AT_past202306_c 円の描画

On a two-dimensional plane, there is a circle of radius $ R $ centered at point $ (X, Y) $ . For an integer pair $ (i, j) $ , let us define $ S_{i,j} = $ `#` if point $ (i, j) $ is in the interior or on the circumference of the circle, and $ S_{i,j} = $ `.` otherwise. Print $ S_{i,j} $ for all integer pairs $ (i, j) $ such that $ -N \leq i,j \leq N $ .
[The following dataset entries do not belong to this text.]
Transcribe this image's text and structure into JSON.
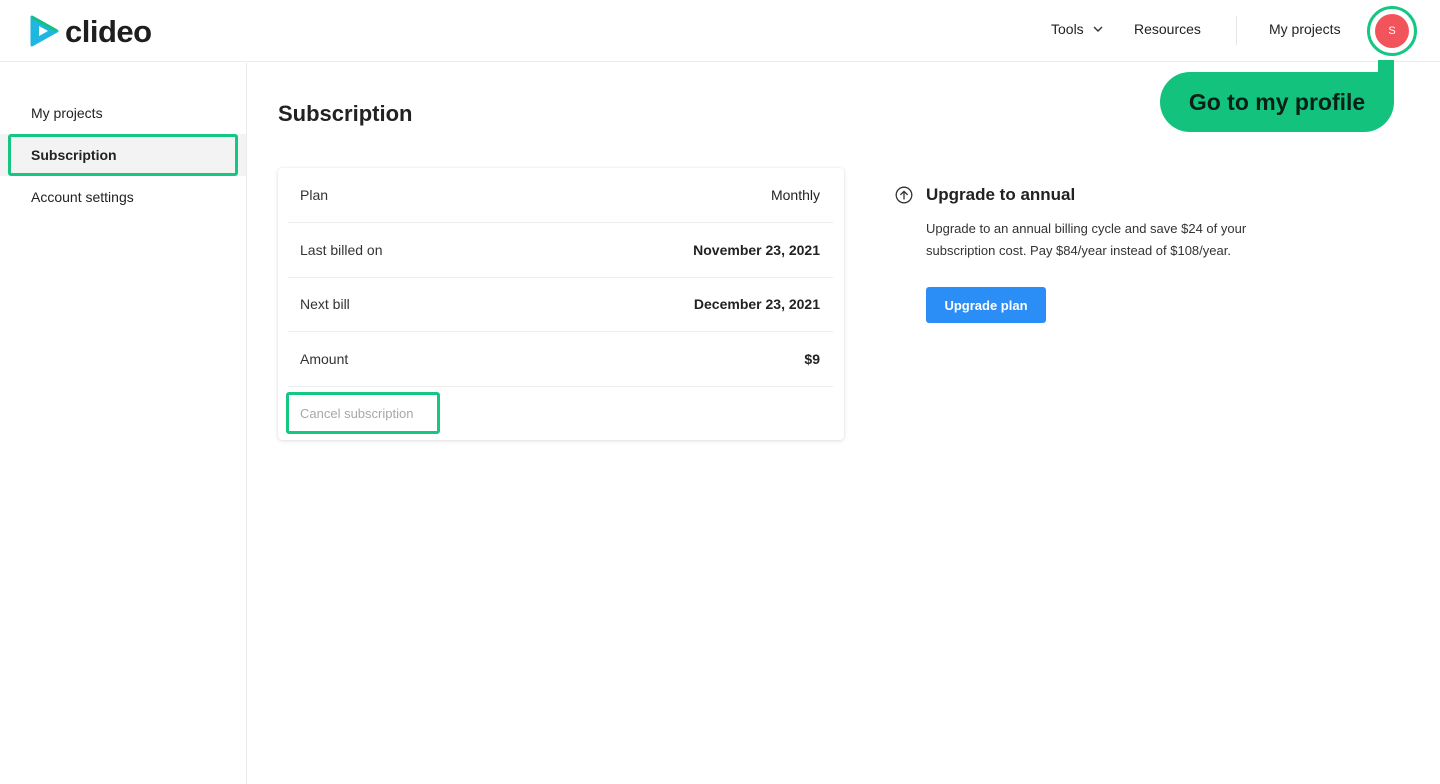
{
  "brand": {
    "name": "clideo",
    "accent_color": "#16c784",
    "logo_icon": "play-triangle-icon"
  },
  "header": {
    "nav": {
      "tools": "Tools",
      "resources": "Resources",
      "my_projects": "My projects"
    },
    "avatar_initial": "S",
    "avatar_color": "#f2545b"
  },
  "tooltip": {
    "text": "Go to my profile"
  },
  "sidebar": {
    "items": [
      {
        "label": "My projects",
        "active": false
      },
      {
        "label": "Subscription",
        "active": true
      },
      {
        "label": "Account settings",
        "active": false
      }
    ]
  },
  "main": {
    "title": "Subscription",
    "details": [
      {
        "label": "Plan",
        "value": "Monthly"
      },
      {
        "label": "Last billed on",
        "value": "November 23, 2021"
      },
      {
        "label": "Next bill",
        "value": "December 23, 2021"
      },
      {
        "label": "Amount",
        "value": "$9"
      }
    ],
    "cancel_label": "Cancel subscription"
  },
  "upgrade": {
    "icon": "arrow-up-circle-icon",
    "title": "Upgrade to annual",
    "description": "Upgrade to an annual billing cycle and save $24 of your subscription cost. Pay $84/year instead of $108/year.",
    "button_label": "Upgrade plan",
    "button_color": "#2b8ef7"
  }
}
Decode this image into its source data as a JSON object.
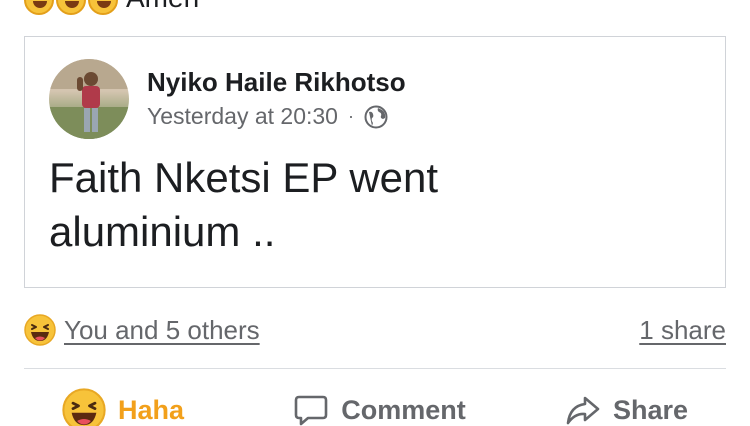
{
  "top": {
    "emojis": [
      "haha-emoji",
      "haha-emoji",
      "haha-emoji"
    ],
    "text": "Amen"
  },
  "shared_post": {
    "author": "Nyiko Haile Rikhotso",
    "time": "Yesterday at 20:30",
    "separator": "·",
    "privacy_icon": "globe-icon",
    "text_line1": "Faith Nketsi EP went",
    "text_line2": "aluminium .."
  },
  "summary": {
    "reaction_icon": "haha-emoji",
    "reactors": "You and 5 others",
    "shares": "1 share"
  },
  "actions": {
    "haha_label": "Haha",
    "comment_label": "Comment",
    "share_label": "Share"
  },
  "colors": {
    "haha_accent": "#f2a01b",
    "muted_text": "#65676b",
    "primary_text": "#1c1e21",
    "border": "#d0d3d8"
  }
}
The input is given from Standard Input in the following format: > $ X $ $ Y $ $ R $ $ N $

Print $ (2N+1) $ lines. The $ i $ -th line should contain $ S_{i-N-1,-N}, S_{i-N-1,-N+1}, \ldots, S_{i-N-1,N-1} $ , and $ S_{i-N-1,N} $ in this order, separated by spaces.

### Sample Explanation 1 On a two-dimensional plane, there is a circle of radius $ 1 $ centered at point $ (1,-2) $ . We have $ S_{i,j} = $ `#` if $ (i,j) $ is one of $ (0,-2),(1,-3),(1,-2),(1,-1) $ , and $ (2,-2) $ , and $ S_{i,j} = $ `.` otherwise. ### Constraints - $ -100 \leq X, Y \leq 100 $ - $ 1 \leq R \leq 100 $ - $ 1 \leq N \leq 200 $ - If $ S_{i,j} = $ `#`, then $ -N \leq i,j \leq N $ . - All values in the input are integers.